Dominique Strauss-Kahn, head of the International Monetary Fund, said there could well be more trouble yet in what former US Treasury Secretary Robert Rubin called "the worst crisis since the 1930s".

"The consequences for some financial institutions are still in front of us," Strauss-Kahn told reporters in Jeddah after talks with Gulf Arab finance ministers and central bank governors.

Overnight, news broke that the US authorities had come up with the rescue of American International Group (AIG) just two days after choosing to let investment bank Lehman Brothers file for bankruptcy.

The bailout, in which the New York Federal Reserve offers up to $85 billion in loans in return for a stake of nearly 80 percent in AIG, sparked a recovery in stock markets from Asia to Europe from the losses of previous day after it was announced.

But interbank lending and credit markets remained stressed.

The bank-to-bank cost of overnight borrowing in dollars fell more than a percentage point but it rose for longer three-month funding, according to the latest London interbank offered rate (LIBOR) published by the British Bankers Association.

Overnight dollar Libor was fixed at 5.03125 per cent compared with 6.43750 per cent yesterday.

Earlier, such funding was quoted as costing nearer 8 percent in Europe, after levels in excess of 10 per cent yesterday.

For three-month funding, however, LIBOR fixed almost 20 basis points higher at 3.06250 percent, versus 2.87625 per cent yesterday.

The AIG bailout pushes the tab to more than $900 billion so far in government rescues and mortgage market intervention since the housing and sub-prime mortgage markets collapsed, triggering a global credit crunch that is now in its second year.

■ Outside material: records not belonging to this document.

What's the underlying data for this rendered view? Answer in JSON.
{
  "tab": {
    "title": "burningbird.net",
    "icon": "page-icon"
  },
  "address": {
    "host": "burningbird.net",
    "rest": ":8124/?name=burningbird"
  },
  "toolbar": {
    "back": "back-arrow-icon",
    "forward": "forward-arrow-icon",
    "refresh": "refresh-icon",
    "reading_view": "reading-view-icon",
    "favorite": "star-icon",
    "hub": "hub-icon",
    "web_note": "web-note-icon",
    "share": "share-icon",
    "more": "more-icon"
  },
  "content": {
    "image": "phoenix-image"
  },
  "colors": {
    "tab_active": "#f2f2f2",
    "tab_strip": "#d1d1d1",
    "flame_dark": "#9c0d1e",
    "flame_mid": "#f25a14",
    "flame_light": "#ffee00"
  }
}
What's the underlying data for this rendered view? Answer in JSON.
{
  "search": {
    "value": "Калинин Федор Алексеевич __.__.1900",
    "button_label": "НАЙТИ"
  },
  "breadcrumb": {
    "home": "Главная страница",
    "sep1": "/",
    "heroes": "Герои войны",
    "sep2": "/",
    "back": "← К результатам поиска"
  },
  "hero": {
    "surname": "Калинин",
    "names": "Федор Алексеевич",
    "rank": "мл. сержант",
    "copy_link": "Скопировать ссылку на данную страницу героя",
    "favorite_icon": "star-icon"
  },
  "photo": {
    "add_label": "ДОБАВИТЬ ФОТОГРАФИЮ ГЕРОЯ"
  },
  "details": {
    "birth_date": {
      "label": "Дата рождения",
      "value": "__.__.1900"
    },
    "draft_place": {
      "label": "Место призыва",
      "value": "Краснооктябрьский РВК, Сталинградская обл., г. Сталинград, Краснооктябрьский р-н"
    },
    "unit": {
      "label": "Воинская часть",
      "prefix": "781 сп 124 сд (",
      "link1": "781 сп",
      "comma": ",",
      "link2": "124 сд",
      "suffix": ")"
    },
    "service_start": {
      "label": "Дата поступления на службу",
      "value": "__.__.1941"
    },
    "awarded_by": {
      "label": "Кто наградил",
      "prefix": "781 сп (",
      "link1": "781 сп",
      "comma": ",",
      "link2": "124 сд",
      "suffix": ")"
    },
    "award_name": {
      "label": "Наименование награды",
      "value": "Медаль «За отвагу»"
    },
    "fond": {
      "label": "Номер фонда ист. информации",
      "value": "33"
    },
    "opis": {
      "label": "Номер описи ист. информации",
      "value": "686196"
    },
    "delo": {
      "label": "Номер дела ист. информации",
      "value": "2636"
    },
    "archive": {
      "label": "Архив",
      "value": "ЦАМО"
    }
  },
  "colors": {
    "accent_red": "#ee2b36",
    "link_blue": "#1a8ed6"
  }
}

German Chancellor Angela Merkel joined a lengthening list of political leaders expressing belief or hope that Europe would be spared some of the economic pain which is likely to follow the troubles of the big financial institutions.

"The effects until now on the real economy in Germany have been moderate," she told parliament. "However, an open economy like Germany's will not be able to escape completely unscathed."

In Britain, HBOS Plc bank confirmed it was in advanced talks that may lead to a takeover by domestic rival Lloyds TSB. News of the talks surfaced after shares in HBOS, Britain's biggest home mortgage lender, were battered for a sixth consecutive day due to fears about its funding position.

Japan, Australia and India pumped $33 billion into money markets on Wednesday. Across Asia, which has been largely shielded so far from the worst of the credit crisis, central banks were bracing for more market turmoil.

The Bank of Korea warned that foreign funds would keep flowing out of the domestic bond market.

India added an extra money market operation to improve banks' access to funds while Taiwan made lending easier by lowering the ratio of time deposits banks must keep in reserve yesterday.

Australia's central bank supplied the banking system with extra cash for the third day, more than doubling the previous day's injection to A$4.285 billion ($3.4 billion).